Bir meydan dolusu yürekli (!) AKP'li, nasıl Kılıçdaroğlu'nu destekledi?

Haberin Devamı

Başbakan’ın Tokat’ta düzenlediği mitingde yaşananlar aklıma geldikçe, katıla katıla gülüyorum...

Rahmetli Aziz Nesin yaşasaydı acaba ne derdi?

***


Başbakan, referandumda halkın “Evet” oyu vermesini istiyor ya...

İşte bu yüzden halkla soru cevap biçiminde yaptığı konuşmada soruları hep “Evet” yanıtı alacak şekilde soruyor:
“Demokrasinin gelişmesini istiyor musunuz?”

“Eveeeeetttt!”

“Refahın ve özgürlüklerin artmasını istiyor musunuz?”

“Eveeeeetttt!”

“Yargının siyasallaşmasına ‘dur’ demek istiyor musunuz?”

“Eveeeeetttt!”

***


İşte; Tokat’ta da konuşma bu minvalde devam ederken, Başbakan sözü Kılıçdaroğlu’nun türban konusundaki görüşlerine getirmiş ve meydandaki kitlelerin alıştığı ses tonuyla sorusunu sormuş:

“Kılıçdaroğlu’nun türban sorununu çözeceğine inanıyor musunuz?”

Meydan hep bir ağızdan gürlercesine yanıt vermiş:
“Eveeeeetttt!”

Başbakan, beklemediği bu yanıt karşısında şaşırmış, bir süre durmuş; sonra soruyu sorarken yaptığı hatayı fark ederek durumu düzeltmiş:“İnanmıyorsunuz değil miiiii?”
Bu kez gelen yanıtla rahatlamış:

“Eveeeeetttt!”

***


İşte referandumda geldiğimiz son nokta budur...
AKP tabanı, ister sevgiden deyin, ister korkudan, “Evet”e öyle kilitlendi ki ne sorarsanız sorun “Evet” diyor:
“Size bidon kafalı diyorlar... Siz bidon kafalı mısınız?”
“Eveeeeetttt!”

“Size göbeğini kaşıyan adam diyorlar... Siz göbeğinizi kaşıyor musunuz?”

“Eveeeeetttt!”

“Ulan Sayın Halkım... Beni delirtmeyin, sorumu dinleyin ondan sonra cevap verin, manyak mısınız, nesiniz?”
“Eveeeeetttt!”

“Bakın sinirleniyorum, oraya gelip dağıtayım mı ulan birkaçınızın suratını?”

“Eveeeeetttt!”

“Belanızı mı arıyorsunuz kardeşim?”

“Eveeeeetttt!”

***


Tarih: 25 Ağustos 2010 Çarşamba...

Yer: Türkiye...

Sıcaklık: Gölgede 40 derece...

Teşhis: “Toplumsal şartlı refleks!”

Tedavi: Allah yardımcımız olsun...

*****


GÜNÜN SORUSU

Yukarıdaki yazıda anlattığım olayın yaşandığı bir ülkede “aklı başında bir seçmen” olmaktan mutlu musunuz?

*****


‘Uçtu uçtu’cularla, ‘Bana yumurta da atabilirsiniz’ciler

Siyasetçilere yönelik “vatandaş protestoları” son günlerde görülmemiş bir düzeye ulaştı...

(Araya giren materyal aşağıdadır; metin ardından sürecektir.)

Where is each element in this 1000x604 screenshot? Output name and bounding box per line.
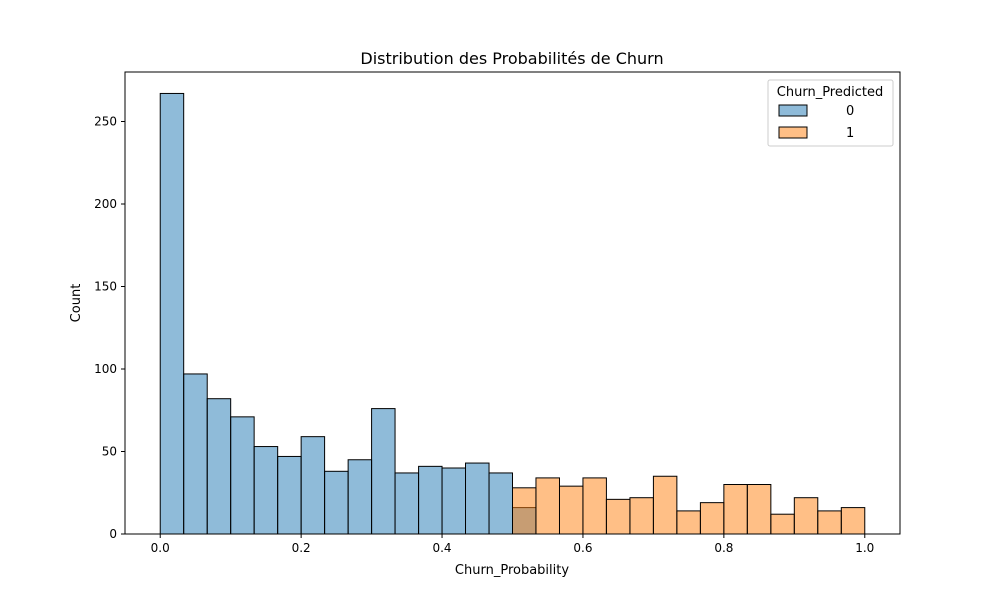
bar-series-1-bin-20 [629, 497, 654, 535]
x-axis-ticks: 0.0 0.2 0.4 0.6 0.8 1.0 [151, 534, 874, 555]
bar-series-0-bin-10 [394, 472, 420, 535]
bar-series-1-bin-25 [746, 484, 772, 535]
bar-series-0-bin-1 [183, 373, 208, 535]
bar-series-1-bin-29 [840, 507, 866, 535]
bar-series-1-bin-16 [535, 477, 560, 535]
x-tick-label: 0.0 [151, 541, 170, 555]
bar-series-0-bin-3 [230, 416, 255, 535]
bar-series-0-bin-14 [488, 472, 513, 535]
bar-series-0-bin-7 [324, 470, 349, 535]
bars-group [159, 92, 866, 535]
x-tick-label: 0.2 [292, 541, 311, 555]
bar-series-0-bin-6 [300, 436, 326, 535]
bar-series-1-bin-22 [676, 510, 701, 535]
bar-series-1-bin-19 [605, 498, 631, 535]
legend-label-1: 1 [846, 126, 854, 141]
bar-series-0-bin-2 [206, 398, 232, 535]
chart-title: Distribution des Probabilités de Churn [360, 49, 663, 68]
bar-series-1-bin-24 [723, 484, 748, 535]
plot-frame [124, 71, 901, 535]
y-tick-label: 250 [94, 115, 117, 129]
legend-label-0: 0 [846, 104, 854, 119]
bar-series-1-bin-26 [770, 513, 795, 535]
y-tick-label: 150 [94, 280, 117, 294]
legend-title: Churn_Predicted [777, 85, 883, 100]
bar-series-1-bin-28 [817, 510, 842, 535]
bar-series-1-bin-27 [793, 497, 819, 535]
bar-series-0-bin-5 [277, 455, 302, 535]
bar-series-0-bin-0 [159, 92, 185, 535]
legend-swatch-1 [778, 126, 808, 139]
y-tick-label: 200 [94, 197, 117, 211]
bar-series-0-bin-13 [465, 462, 490, 535]
x-axis-label: Churn_Probability [455, 563, 569, 578]
x-tick-label: 0.6 [573, 541, 592, 555]
y-tick-label: 100 [94, 362, 117, 376]
bar-series-1-bin-15 [512, 487, 537, 535]
x-tick-label: 0.8 [714, 541, 733, 555]
y-tick-label: 50 [102, 445, 117, 459]
y-axis-ticks: 0 50 100 150 200 250 [94, 115, 125, 541]
bar-series-0-bin-11 [418, 465, 443, 535]
bar-series-1-bin-18 [582, 477, 607, 535]
bar-series-0-bin-4 [253, 446, 279, 535]
x-tick-label: 1.0 [855, 541, 874, 555]
bar-series-0-bin-12 [441, 467, 467, 535]
bar-series-1-bin-23 [699, 502, 725, 535]
x-tick-label: 0.4 [432, 541, 451, 555]
bar-series-0-bin-9 [371, 408, 396, 535]
y-axis-label: Count [69, 284, 84, 323]
bar-series-1-bin-21 [652, 475, 678, 535]
legend: Churn_Predicted 0 1 [767, 79, 894, 147]
bar-series-1-bin-17 [558, 485, 584, 535]
bar-series-0-bin-8 [347, 459, 373, 535]
y-tick-label: 0 [109, 527, 117, 541]
legend-swatch-0 [778, 104, 808, 117]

İktidar ya da muhalefetten tüm siyasetçiler, neredeyse gittikleri her yerde protesto ediliyor...

Örneğin CHP Genel Başkanı Kemal Kılıçdaroğlu, Van mitingi sırasında, bir grup AKP’li tarafından yuhalandı...

Bingöl’de ise “Defol” sloganlarıyla karşılandı...

Çok ilginçtir ki o, tüm bu protestoları sadece, “Size saygı duyuyorum” diye yanıtladı...

Birkaç gün önce CNN Türk’te katıldığı programda ise, bu konuda şunları söyledi:

“Siyasetçi elbette protesto edilecek, yuhalanacak... Hatta üzerine yumurta, domates atılacak... Bu sadece bizde değil, tüm dünyada siyasetin doğasında var... Ülkede olup bitenlere kayıtsız kalmak istemeyen vatandaş, size sevgisini gösterdiği gibi tepkisini de göstermek istiyor. Biz bunlara kırılmayız, gücenmeyiz; hiçbir vatandaşımızı da bizi protesto ettiği için gözaltına aldırtmayız, ‘Ananı da al git’ demeyiz, gırtlağına sarılmayız...”

***


Gelelim klasik siyasetçi tipine:

Bakan Zafer Çağlayan’ı yirmi yıla yakın bir süredir tanırım...

Dünyanın en hoşgörülü insanlarından biriydi...
Ama gördüm ki; siyasetçilik onu bile havaya sokmuş ve Muş’ta, “Sekiz senedir iktidardasınız, Muş’a hiçbir yatırımınız yok” diyen vatandaşı, “Sen uzayda mı yaşıyorsun” diye azarlamış...

Tahmin edebileceğiniz gibi bu vatandaş daha sonra korumalar tarafından apar topar salondan çıkartılmış...

***


Devlet Bakanı ve Başmüzakereci Egemen Bağış da partisinin Sarıyer İlçe Başkanlığı tarafından verilen iftar yemeğinde “Evet” propagandası yaptığı için protesto edilmiş...

Ayağa kalkan iki vatandaş, ”Burası iftar sofrası, burada siyaset yapılmaz” deyince, korumalar bu vatandaşları “uçtu, uçtu” yöntemiyle dışarıya çıkartmış...

***


Size iki “siyasetçi” tipi anlattım...

Birinin eleştiriye tahammülü yok; ağzını açanı “uçurtuyor!”
Diğeri ise; “Beni eleştirmek, hatta başıma yumurta atmak bile sizin vatandaşlık hakkınız” diyor...

İşin ilginci; birinci gruptakiler kendilerini “Demokrat” ilan ederken, ikincisini “darbe şakşakçısı” olmakla suçluyor...

Gelin kararınızı verin; bu siyasetçilerden hangisinin yönettiği ülkede yaşamak istiyorsunuz?